Currently, the atmosphere is so charged with hatred and suspicion that even the most trifling argument, be it over a seat on a train or a bus, a land squabble, or road rage, can lead to the murder of an individual by the ‘court of mob’ to deliver immediate justice. Lynching is something that is unacceptable to us.  It not only shows India in a poor light both within and abroad but also gives the impression of how a nation is ill-governed in absence of laws in this particular respect. The insane culture of violence has finally moved the conscience of our Prime Minister, Narendra Modi, and is believed to have spoken in a tone of no compromise: “killing people in the name of [cow worship] is not acceptable.” “No person in this nation has the right to take the law into his or her own hands,” he added. (Time, India’s Modi Speaks Out Against Cow Vigilantes After ‘Beef Lynchings’ Spark Nationwide Protests, June 29, 2017)

The precious words of our most popular Prime Minister seem to have fallen over deaf ears. Hours after his speech was delivered over ‘cow terrorism’, news of another lynching came from Jharkhand. A man identified as Alimuddin Ansari was beaten to death near Ranchi over mere suspicion of carrying meat in his van.

This is not the first time the Prime Minister of India has expressed his displeasure over cow vigilante. Way back in 2016, addressing the second anniversary of his government’s MyGov initiative, PM Modi had stated that the cow vigilante groups were “anti-social elements”.

“It makes me angry that people are running shops in the name of cow protection… Some people indulge in anti-social activities at night, and in the day masquerade as cow protectors,” he said. [The Indian Express, June 29, 2017]

The questions are: How long will India remain a mute spectator to the cold-blooded murder by a mob? How long will India remain dependent upon hollow words of our leader to contain the growing menace? Do we really need a specific law to meet the rising incidents of lynching?

The tragedy is that lynching does not find mention in the Indian Penal Code. Absence of a codified law to deal with mob violence or lynching makes it difficult to deliver justice in the cases of riots. Lynching is but ‘A protracted riot in slow motion’ as Indian Express states.

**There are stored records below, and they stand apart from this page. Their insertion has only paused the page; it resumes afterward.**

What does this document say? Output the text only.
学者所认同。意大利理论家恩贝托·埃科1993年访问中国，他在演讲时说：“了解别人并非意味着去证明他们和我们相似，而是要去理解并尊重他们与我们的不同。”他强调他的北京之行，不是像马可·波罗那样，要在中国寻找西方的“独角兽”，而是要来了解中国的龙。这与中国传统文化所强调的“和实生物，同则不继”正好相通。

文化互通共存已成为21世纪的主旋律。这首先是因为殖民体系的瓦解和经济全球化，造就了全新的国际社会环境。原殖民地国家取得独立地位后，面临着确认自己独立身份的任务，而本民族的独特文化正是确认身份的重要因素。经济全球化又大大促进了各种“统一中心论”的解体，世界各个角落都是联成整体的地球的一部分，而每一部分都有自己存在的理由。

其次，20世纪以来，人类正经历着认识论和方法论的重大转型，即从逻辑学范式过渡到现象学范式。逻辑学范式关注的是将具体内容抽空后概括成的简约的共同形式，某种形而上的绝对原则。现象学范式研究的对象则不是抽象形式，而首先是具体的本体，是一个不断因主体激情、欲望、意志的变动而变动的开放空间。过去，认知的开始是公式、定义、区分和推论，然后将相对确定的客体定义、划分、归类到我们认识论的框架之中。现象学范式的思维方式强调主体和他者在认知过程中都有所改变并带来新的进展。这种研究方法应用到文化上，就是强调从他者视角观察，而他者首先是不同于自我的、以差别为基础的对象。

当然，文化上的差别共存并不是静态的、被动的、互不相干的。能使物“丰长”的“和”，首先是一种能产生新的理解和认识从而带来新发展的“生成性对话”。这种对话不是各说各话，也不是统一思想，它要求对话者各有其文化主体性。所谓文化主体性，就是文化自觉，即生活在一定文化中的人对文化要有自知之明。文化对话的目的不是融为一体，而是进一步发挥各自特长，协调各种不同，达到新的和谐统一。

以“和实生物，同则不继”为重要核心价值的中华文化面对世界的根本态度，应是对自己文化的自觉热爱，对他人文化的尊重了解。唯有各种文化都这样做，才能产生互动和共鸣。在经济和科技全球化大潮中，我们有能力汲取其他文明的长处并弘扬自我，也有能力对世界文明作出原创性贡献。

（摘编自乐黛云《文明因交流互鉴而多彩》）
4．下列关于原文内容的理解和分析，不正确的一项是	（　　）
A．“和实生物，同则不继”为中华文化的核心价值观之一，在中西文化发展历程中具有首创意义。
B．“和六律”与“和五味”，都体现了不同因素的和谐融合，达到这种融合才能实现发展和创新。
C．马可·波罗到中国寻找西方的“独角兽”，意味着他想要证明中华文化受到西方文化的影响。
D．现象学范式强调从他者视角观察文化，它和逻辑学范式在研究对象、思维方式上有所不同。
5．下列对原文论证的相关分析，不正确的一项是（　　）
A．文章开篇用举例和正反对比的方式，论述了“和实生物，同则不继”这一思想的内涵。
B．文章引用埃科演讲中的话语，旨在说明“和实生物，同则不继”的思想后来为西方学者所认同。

However, Section 223(a) of the Code of Criminal Procedure, 1973 says that persons or a mob involved in the same offense in the same act can be tried together. But, this has not proved to have given enough legal teeth to justice delivery system.

The urgency of time is to draft a suitable law that safeguards an individual from ‘a monstrous new moral order…irrigated by the blood of our citizens’, says Pratap Bhanu Mehta, a prominent Indian public intellectual [Time, June 29, 2017].

Ironically In absence of a specific law, violence on the streets will have social function, and India as a nation through its silence will be complicit to the crime against humanity.